The influence of religious music - particularly gospel - recurs throughout the album, particularly in the organ sounds of tracks like 'Why This_', whilst the choral vocals and incantations of tracks like 'Angels and Anaemia' and 'Holy Land' refer back to the devotional singing of the gospel girls Hval grew up with. Iconography is also a feature, which is fitting for an apocalypse as so much of our ideas of the end of the world, come from the fire and brimstone doomsday scenarios that seem to be a common feature in most belief systems. In many ways the apocalypse of Hval's record has one final similarity with that of judeo-christian religions, in that it finds a new beginning rising from the devastation that comes with the end.

Apocalypse, girl imagines a world in which the old power structures, capitalism, patriarchy and religion fall and in their place is a consciousness shift, where equality and understanding reign. This idea really comes to the fore on the final trio of tracks in which Hval's characters begin to shift and transform, dreaming themselves into different genders. In both 'Sabbath' and 'Angels and Anaemia' the link between body and identity is seen as malleable, able to change at a moments notice. "But when I touch you I turn you into a girl / only for a moment," Hval sings in a beautiful falsetto on 'Angels and Anaemia'. All we know of this body is that it lacks consciousness, and whilst this may conjure a death-like image, it could simply be a loved one in a deep sleep. The ethereal backing lends a stillness to the track, which could be seen as haunting, but something in Hval's delivery - heartbreaking, yet optimistic - suggests an understanding being reached in the moment that she transforms this unconscious body.

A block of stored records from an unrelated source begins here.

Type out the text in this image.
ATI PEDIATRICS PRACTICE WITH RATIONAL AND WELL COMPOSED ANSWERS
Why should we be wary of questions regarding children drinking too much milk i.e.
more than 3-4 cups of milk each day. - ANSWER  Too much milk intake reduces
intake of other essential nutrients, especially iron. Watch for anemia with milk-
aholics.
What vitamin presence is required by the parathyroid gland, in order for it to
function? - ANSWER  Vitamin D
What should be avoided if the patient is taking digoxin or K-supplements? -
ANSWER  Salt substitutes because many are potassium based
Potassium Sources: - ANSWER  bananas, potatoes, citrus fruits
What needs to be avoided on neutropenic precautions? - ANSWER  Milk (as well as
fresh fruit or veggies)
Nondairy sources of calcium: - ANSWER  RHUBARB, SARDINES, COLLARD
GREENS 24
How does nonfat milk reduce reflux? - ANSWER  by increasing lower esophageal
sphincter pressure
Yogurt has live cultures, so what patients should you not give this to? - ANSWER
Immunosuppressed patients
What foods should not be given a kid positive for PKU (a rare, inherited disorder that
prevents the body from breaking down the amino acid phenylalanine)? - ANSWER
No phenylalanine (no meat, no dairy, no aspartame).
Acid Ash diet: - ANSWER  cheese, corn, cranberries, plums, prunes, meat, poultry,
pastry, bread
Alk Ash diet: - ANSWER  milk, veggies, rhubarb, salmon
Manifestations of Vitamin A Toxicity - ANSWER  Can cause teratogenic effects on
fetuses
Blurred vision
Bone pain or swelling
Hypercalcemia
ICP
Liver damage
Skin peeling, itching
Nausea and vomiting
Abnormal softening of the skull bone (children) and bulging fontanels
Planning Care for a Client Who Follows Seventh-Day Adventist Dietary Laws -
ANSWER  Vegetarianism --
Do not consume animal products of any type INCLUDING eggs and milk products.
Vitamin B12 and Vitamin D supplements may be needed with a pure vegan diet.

This then flows into the final track 'Holy Land' in which Hval finally answers the question posed in 'Kingsize'. Understanding comes rising from out of droning cello and delicate twinkling vibraphone. It brings the album full circle as Hval intones "I understand why people want be reborn / I understand why people speak in tongues...I understand it in America." Death and rebirth, questions and answers, dissonance and melodiousness make their final movements on the record. Apocalypse, girl deals in big ideas about life and society but does so in a way that that feels intimate and personal. Most of this stems from Hval's continued use of the first person, which allows us to feel as though we are gazing into the life of the singer, even in the record's more abstract moments - perhaps more so for the psychological insight they grants us. Yet despite these songs initially starting life as personal experiences, theres something universal about the perspective and ideas offered. The inclusion of opposing voices and surrealistic imagery reminds us too that whilst personal and relatable, art doesn't have to be grounded in reality to mean something.